Dysfunction is highly contagious. Two Rutgers-led studies examine how counterproductive behaviors and bottom-line thinking spread through the workplace, ultimately hurting productivity.
The first study, published in the Journal of Management, reveals why entire teams and departments—not just one or two problematic employees—may engage in behaviors such as bullying, stealing, loafing on the job, and chronically showing up late or missing work.
“It’s a spiraling effect,” said lead author Nichelle Carpenter, an associate professor of Human Resource Management in the Rutgers School of Management and Labor Relations. “When you change the norms for what is expected and permissible, certain behaviors can pollute the entire ecosystem at work.”
Analyzing more than 70 studies involving 7,110 workplace units and 391,000 employees, Carpenter and her colleagues identified key factors that contribute to the spread of dysfunction:
- Leadership. Counterproductive behaviors are more common in teams with an abusive supervisor, and less common in teams with an ethical or charismatic supervisor.
- HR. Organizations that follow best practices for staffing, training and performance management are significantly less likely to have widespread dysfunction.
- Attitudes. When unit employees are negative and they believe management is treating them unfairly, bad habits can spread like wildfire.
Dysfunction is bad for business. The study finds that units rife with counterproductive behaviors have lower profitability and productivity, higher turnover, and poor marks for customer satisfaction. The researchers suggest implementing strategic HR practices and using surveys to detect early warning signs of dissatisfaction among units.
The second study, published in the Journal of Organizational Behavior, examines how adopting a “bottom-line mentality” short-circuits work teams. This happens when the team focuses too narrowly on a single goal such as opening new customer accounts, increasing sales revenue or generating more marketing leads.
“The entire team gets locked into the same mindset and it starts at the top with the manager,” said lead author Rebecca Greenbaum, a professor of Human Resource Management in the Rutgers School of Management and Labor Relations. “They are so focused on the bottom line that everything else goes out the window.
Surveying 438 employees in 121 teams across a variety of industries, researchers learned that performance suffers when team members are terrified of missing their targets. This loss of “psychological safety” makes employees less creative, less likely to speak up and think outside the box, and more withdrawn from their colleagues.
The bottom-line mentality can even drive unethical conduct. In one prominent example, thousands of Wells Fargo employees opened customer accounts without permission after the CEO dangled lucrative bonuses.

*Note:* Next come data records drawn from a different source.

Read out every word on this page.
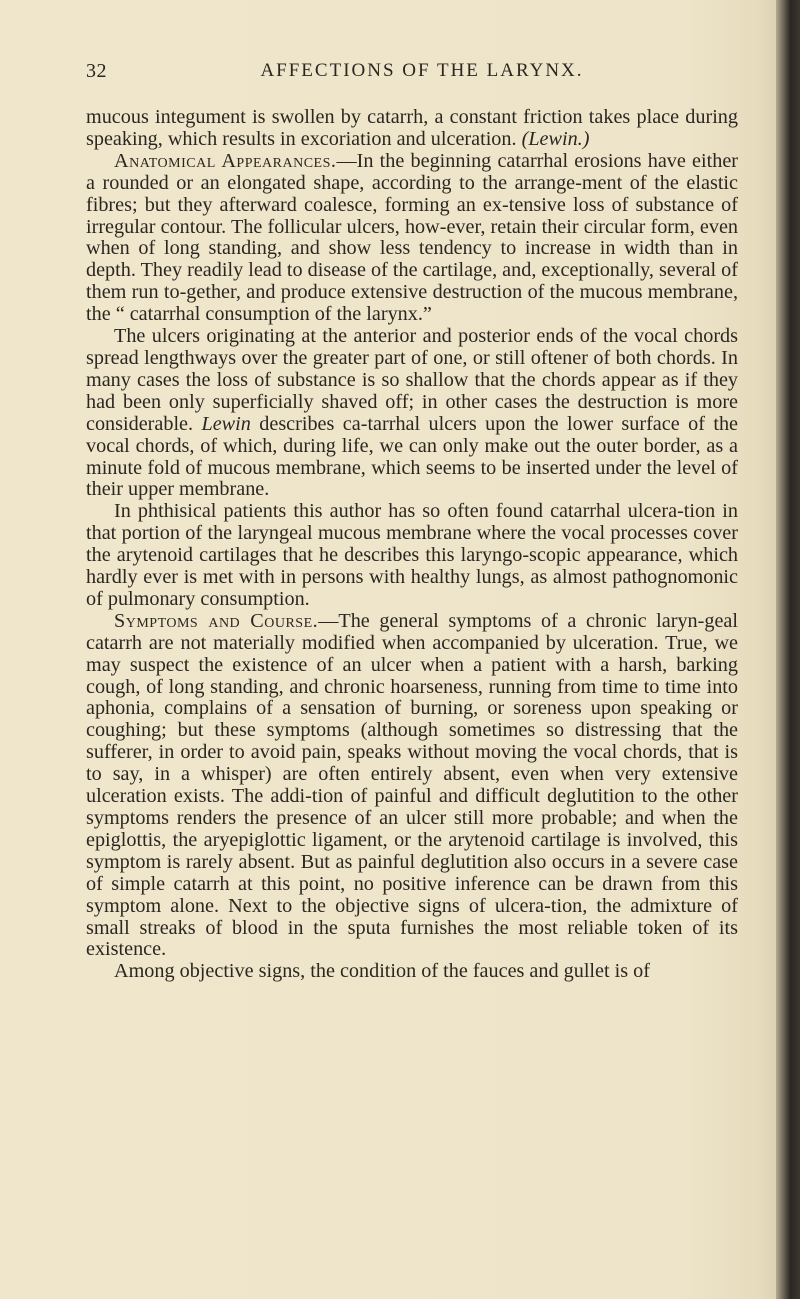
32	AFFECTIONS OF THE LARYNX.

mucous integument is swollen by catarrh, a constant friction takes place during speaking, which results in excoriation and ulceration. (Lewin.)

Anatomical Appearances.—In the beginning catarrhal erosions have either a rounded or an elongated shape, according to the arrange-ment of the elastic fibres; but they afterward coalesce, forming an ex-tensive loss of substance of irregular contour. The follicular ulcers, how-ever, retain their circular form, even when of long standing, and show less tendency to increase in width than in depth. They readily lead to disease of the cartilage, and, exceptionally, several of them run to-gether, and produce extensive destruction of the mucous membrane, the “ catarrhal consumption of the larynx.”

The ulcers originating at the anterior and posterior ends of the vocal chords spread lengthways over the greater part of one, or still oftener of both chords. In many cases the loss of substance is so shallow that the chords appear as if they had been only superficially shaved off; in other cases the destruction is more considerable. Lewin describes ca-tarrhal ulcers upon the lower surface of the vocal chords, of which, during life, we can only make out the outer border, as a minute fold of mucous membrane, which seems to be inserted under the level of their upper membrane.

In phthisical patients this author has so often found catarrhal ulcera-tion in that portion of the laryngeal mucous membrane where the vocal processes cover the arytenoid cartilages that he describes this laryngo-scopic appearance, which hardly ever is met with in persons with healthy lungs, as almost pathognomonic of pulmonary consumption.

Symptoms and Course.—The general symptoms of a chronic laryn-geal catarrh are not materially modified when accompanied by ulceration. True, we may suspect the existence of an ulcer when a patient with a harsh, barking cough, of long standing, and chronic hoarseness, running from time to time into aphonia, complains of a sensation of burning, or soreness upon speaking or coughing; but these symptoms (although sometimes so distressing that the sufferer, in order to avoid pain, speaks without moving the vocal chords, that is to say, in a whisper) are often entirely absent, even when very extensive ulceration exists. The addi-tion of painful and difficult deglutition to the other symptoms renders the presence of an ulcer still more probable; and when the epiglottis, the aryepiglottic ligament, or the arytenoid cartilage is involved, this symptom is rarely absent. But as painful deglutition also occurs in a severe case of simple catarrh at this point, no positive inference can be drawn from this symptom alone. Next to the objective signs of ulcera-tion, the admixture of small streaks of blood in the sputa furnishes the most reliable token of its existence.

Among objective signs, the condition of the fauces and gullet is of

The researchers believe employers should tweak their performance management to measure soft metrics, such as upholding ethics, in addition to measuring hard metrics like revenue.
About the Research
Unit-Level Counterproductive Work Behavior (CWB): A Conceptual Review and Quantitative Summary by Nichelle Carpenter (Rutgers University), Daniel Whitman (Louisiana State University) and Rachel Amrhein (Washington University in St. Louis) appears in the Journal of Management.
It is All about the Bottom Line: Group Bottom-Line Mentality, Psychological Safety, and Group Creativity by Rebecca Greenbaum (Rutgers University), Julena Bonner (Utah State University), Mary Mawritz (Drexel University), Marcus Butts (Southern Methodist University) and Mickey Smith (University of South Alabama) appears in the Journal of Organizational Behavior.